春休みを利用して帰ってきた雑踏に、眞尋は唇をゆるめる。歩きながらもリラックスして両腕を広げ、伸びをした。生まれ育った池袋はやはり落ち着く。
隣を歩く後輩の綾人が、最近の街の情報についてひととおり報告し終えたらしく「……つまり、そういうことなんすよ、眞尋さん」と、話のまとめに入っていた。

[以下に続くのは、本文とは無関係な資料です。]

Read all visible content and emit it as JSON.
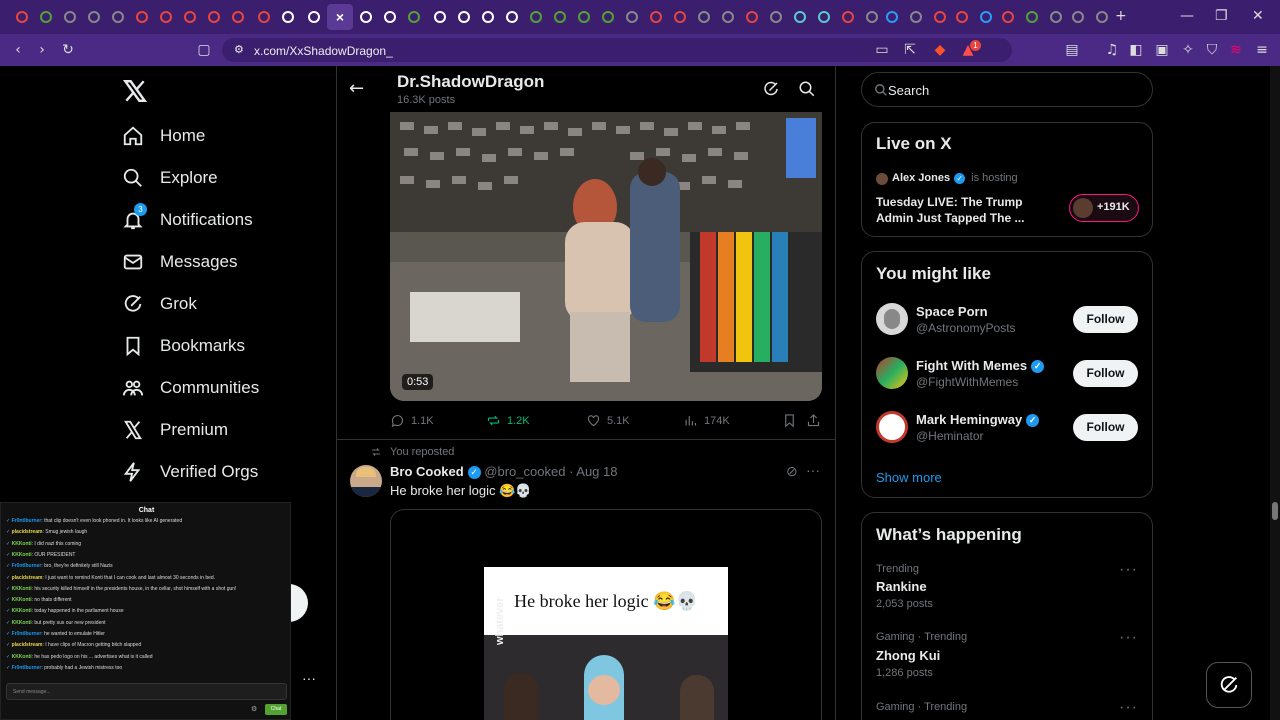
{
  "browser": {
    "active_tab_label": "×",
    "url": "x.com/XxShadowDragon_",
    "notification_badge": "1",
    "window_controls": {
      "minimize": "—",
      "maximize": "❐",
      "close": "✕"
    },
    "new_tab": "+"
  },
  "sidebar": {
    "items": [
      {
        "label": "Home",
        "icon": "home-icon"
      },
      {
        "label": "Explore",
        "icon": "search-icon"
      },
      {
        "label": "Notifications",
        "icon": "bell-icon",
        "badge": "3"
      },
      {
        "label": "Messages",
        "icon": "mail-icon"
      },
      {
        "label": "Grok",
        "icon": "grok-icon"
      },
      {
        "label": "Bookmarks",
        "icon": "bookmark-icon"
      },
      {
        "label": "Communities",
        "icon": "communities-icon"
      },
      {
        "label": "Premium",
        "icon": "x-icon"
      },
      {
        "label": "Verified Orgs",
        "icon": "lightning-icon"
      }
    ],
    "more_dots": "···"
  },
  "profile_header": {
    "name": "Dr.ShadowDragon",
    "posts": "16.3K posts"
  },
  "post1": {
    "duration": "0:53",
    "replies": "1.1K",
    "reposts": "1.2K",
    "likes": "5.1K",
    "views": "174K"
  },
  "post2": {
    "repost_label": "You reposted",
    "author": "Bro Cooked",
    "handle": "@bro_cooked",
    "date": "· Aug 18",
    "text": "He broke her logic 😂💀",
    "image_caption": "He broke her logic 😂💀",
    "watermark": "whatever"
  },
  "right": {
    "search_placeholder": "Search",
    "live": {
      "title": "Live on X",
      "host": "Alex Jones",
      "hosting": "is hosting",
      "stream_title": "Tuesday LIVE: The Trump Admin Just Tapped The ...",
      "listeners": "+191K"
    },
    "you_might_like": {
      "title": "You might like",
      "users": [
        {
          "name": "Space Porn",
          "handle": "@AstronomyPosts",
          "verified": false
        },
        {
          "name": "Fight With Memes",
          "handle": "@FightWithMemes",
          "verified": true
        },
        {
          "name": "Mark Hemingway",
          "handle": "@Heminator",
          "verified": true
        }
      ],
      "follow_label": "Follow",
      "show_more": "Show more"
    },
    "whats_happening": {
      "title": "What’s happening",
      "trends": [
        {
          "meta": "Trending",
          "name": "Rankine",
          "count": "2,053 posts"
        },
        {
          "meta": "Gaming · Trending",
          "name": "Zhong Kui",
          "count": "1,286 posts"
        },
        {
          "meta": "Gaming · Trending",
          "name": "",
          "count": ""
        }
      ]
    }
  },
  "chat": {
    "title": "Chat",
    "input_placeholder": "Send message...",
    "send_label": "Chat",
    "messages": [
      {
        "user": "Fr0ntIburner",
        "text": "that clip doesn't even look phoned in. It looks like AI generated",
        "color": "#1d9bf0"
      },
      {
        "user": "placidstream",
        "text": "Smug jewish laugh",
        "color": "#e8d44d"
      },
      {
        "user": "KKKonti",
        "text": "I did nazi this coming",
        "color": "#7ed957"
      },
      {
        "user": "KKKonti",
        "text": "OUR PRESIDENT",
        "color": "#7ed957"
      },
      {
        "user": "Fr0ntIburner",
        "text": "bro, they're definitely still Nazis",
        "color": "#1d9bf0"
      },
      {
        "user": "placidstream",
        "text": "I just want to remind Konti that I can cook and last almost 30 seconds in bed.",
        "color": "#e8d44d"
      },
      {
        "user": "KKKonti",
        "text": "his security killed himself in the presidents house, in the cellar, shot himself with a shot gun!",
        "color": "#7ed957"
      },
      {
        "user": "KKKonti",
        "text": "no thats different",
        "color": "#7ed957"
      },
      {
        "user": "KKKonti",
        "text": "today happened in the parliament house",
        "color": "#7ed957"
      },
      {
        "user": "KKKonti",
        "text": "but pretty sus our new president",
        "color": "#7ed957"
      },
      {
        "user": "Fr0ntIburner",
        "text": "he wanted to emulate Hitler",
        "color": "#1d9bf0"
      },
      {
        "user": "placidstream",
        "text": "I have clips of Macron getting bitch slapped",
        "color": "#e8d44d"
      },
      {
        "user": "KKKonti",
        "text": "he has pedo logo on his ... advertises what is it called",
        "color": "#7ed957"
      },
      {
        "user": "Fr0ntIburner",
        "text": "probably had a Jewish mistress too",
        "color": "#1d9bf0"
      }
    ]
  },
  "colors": {
    "accent": "#1d9bf0",
    "repost_green": "#00ba7c",
    "browser_purple": "#3b1f6e"
  }
}
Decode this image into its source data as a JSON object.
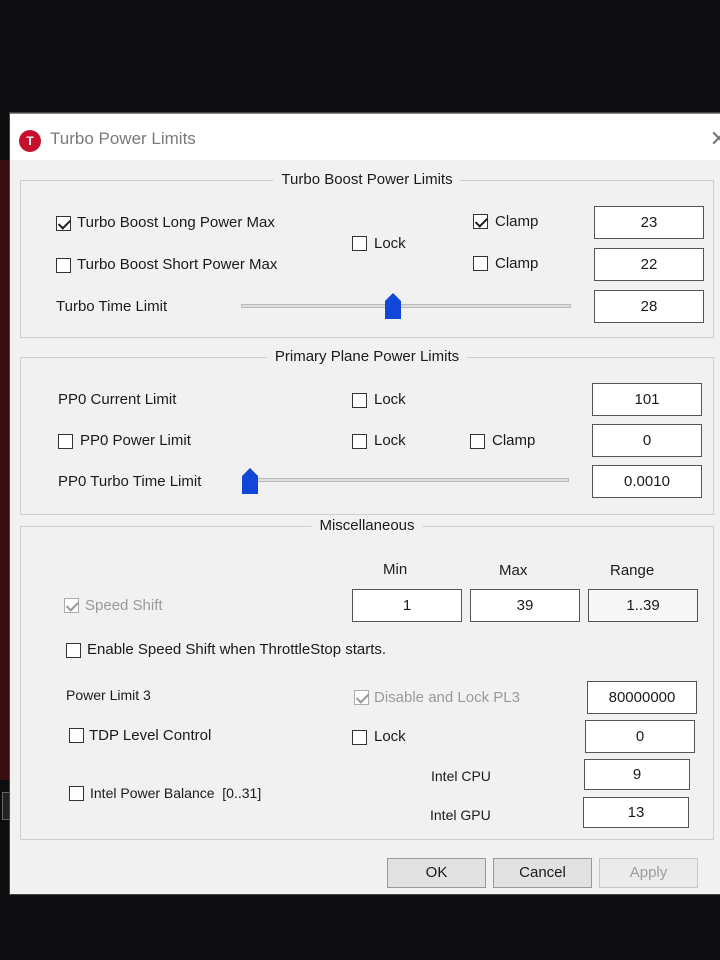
{
  "window": {
    "title": "Turbo Power Limits",
    "app_icon_letter": "T"
  },
  "turbo_boost": {
    "title": "Turbo Boost Power Limits",
    "long_power": {
      "label": "Turbo Boost Long Power Max",
      "checked": true,
      "clamp_label": "Clamp",
      "clamp_checked": true,
      "value": "23"
    },
    "short_power": {
      "label": "Turbo Boost Short Power Max",
      "checked": false,
      "clamp_label": "Clamp",
      "clamp_checked": false,
      "value": "22"
    },
    "lock_label": "Lock",
    "time_limit": {
      "label": "Turbo Time Limit",
      "value": "28",
      "slider_fraction": 0.46
    }
  },
  "primary_plane": {
    "title": "Primary Plane Power Limits",
    "current_limit": {
      "label": "PP0 Current Limit",
      "lock_label": "Lock",
      "value": "101"
    },
    "power_limit": {
      "label": "PP0 Power Limit",
      "lock_label": "Lock",
      "clamp_label": "Clamp",
      "value": "0"
    },
    "turbo_time": {
      "label": "PP0 Turbo Time Limit",
      "value": "0.0010",
      "slider_fraction": 0.02
    }
  },
  "misc": {
    "title": "Miscellaneous",
    "headers": {
      "min": "Min",
      "max": "Max",
      "range": "Range"
    },
    "speed_shift": {
      "label": "Speed Shift",
      "checked": true,
      "min": "1",
      "max": "39",
      "range": "1..39"
    },
    "enable_speed_shift": {
      "label": "Enable Speed Shift when ThrottleStop starts."
    },
    "power_limit3": {
      "label": "Power Limit 3",
      "disable_lock_label": "Disable and Lock PL3",
      "value": "80000000"
    },
    "tdp_level": {
      "label": "TDP Level Control",
      "lock_label": "Lock",
      "value": "0"
    },
    "power_balance": {
      "label": "Intel Power Balance  [0..31]",
      "cpu_label": "Intel CPU",
      "cpu_value": "9",
      "gpu_label": "Intel GPU",
      "gpu_value": "13"
    }
  },
  "buttons": {
    "ok": "OK",
    "cancel": "Cancel",
    "apply": "Apply"
  }
}
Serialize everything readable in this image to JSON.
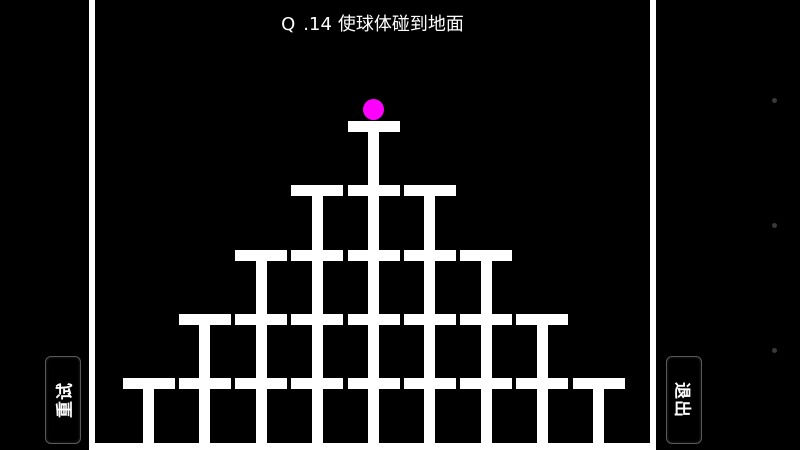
{
  "level": {
    "prefix_icon": "q-magnifier-glyph",
    "prefix_glyph": "Q",
    "number": ".14",
    "instruction": "使球体碰到地面"
  },
  "buttons": {
    "restart_label": "重试",
    "exit_label": "退出"
  },
  "colors": {
    "background": "#000000",
    "structure": "#ffffff",
    "ball": "#ff00ff"
  },
  "pyramid": {
    "rows": [
      1,
      3,
      5,
      7,
      9
    ]
  }
}
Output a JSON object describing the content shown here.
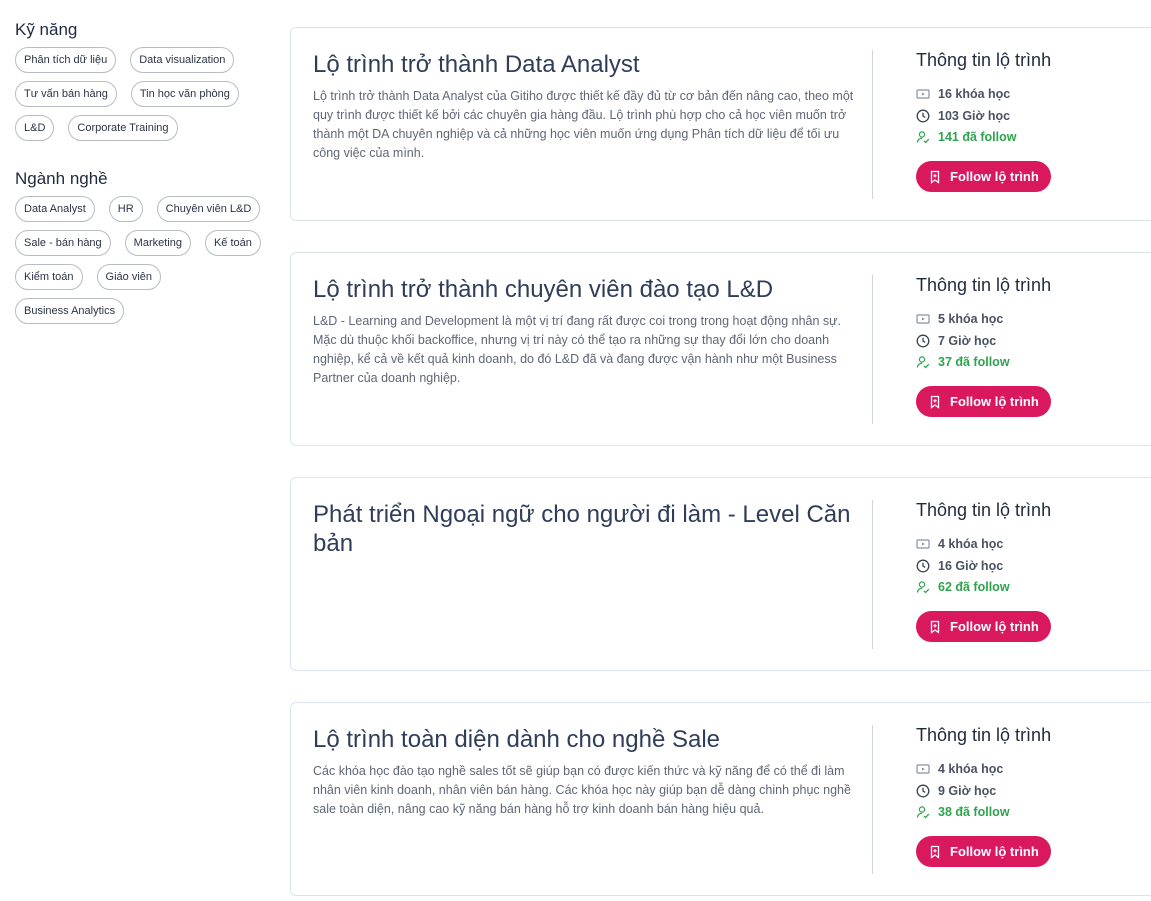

綾人には悪いが、眞尋は半分くらいしか話を聞いていない……あたりを見ているほうが楽しかった。それは察されたようで、綾人は眞尋に肩を寄せてくる。
「きーてますか?! 眞尋さん!」
「あぁ? 聞いてる、聞いてるって」
「つーか、眞尋さんの方は最近どうなんすか?」
……どうなんすかと言われても、詳細は深く教えられない。眞尋は適当にうそぶく。
「なんもねぇよ、単調っつーの?」
綾人は残念そうな、申しわけなさそうな顔をしつつ、身体の距離を戻した。
「そうっすか……そうっすよね……」
「シセツなんだから、派手な事件なんてあるわけねーだろーが……」
……真っ赤な嘘だ……。
あの場所では夜ごと様々な色恋と享楽が巻き起こる。